The hierarchy problem is a fine-tuning problem within the Wilsonian framework that the QFTs we use are effective field theories. If they are not effective field theories, but correct and complete quantum field theories, then there is no hierarchy problem.
http://quantumfrontiers.com/2013/06/18/we-are-all-wilsonians-now/
"Wilson’s mastery of quantum field theory led him to another crucial insight in the 1970s which has profoundly influenced physics in the decades since — he denigrated elementary scalar fields as
unnatural. I learned about this powerful idea from an inspiring
1979 paper not by Wilson, but by Lenny Susskind. That paper includes a telltale acknowledgment: “I would like to thank K. Wilson for explaining the reasons why scalar fields require unnatural adjustments of bare constants.”
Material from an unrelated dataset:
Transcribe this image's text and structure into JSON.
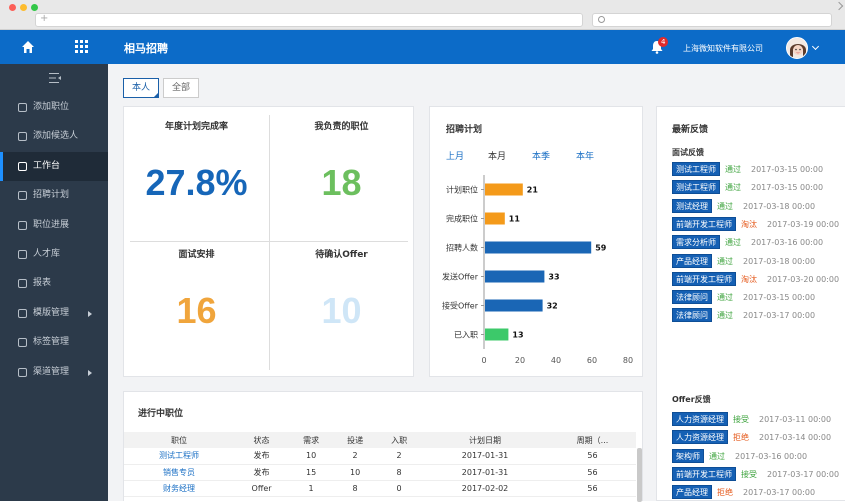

Susskind, channeling Wilson, clearly explains a glaring flaw in the standard model of particle physics — ensuring that the
Higgs boson mass is much lighter than the Planck (i.e., cutoff) scale requires an exquisitely careful tuning of the theory’s bare parameters. Susskind proposed to banish the Higgs boson in favor of
Technicolor, a new strong interaction responsible for breaking the electroweak gauge symmetry, an idea I found compelling at the time. Technicolor fell into disfavor because it turned out to be hard to build fully realistic models, but Wilson’s complaint about elementary scalars continued to drive the quest for new physics beyond the standard model, and in particular bolstered the hope that low-energy supersymmetry (which eases the fine tuning problem) will be discovered at the Large Hadron Collider. Both
dark energy (another fine tuning problem) and the absence so far of new physics beyond the HIggs boson at the LHC are prompting some soul searching about whether naturalness is really a reliable criterion for evaluating success in physical theories. Could Wilson have steered us wrong?"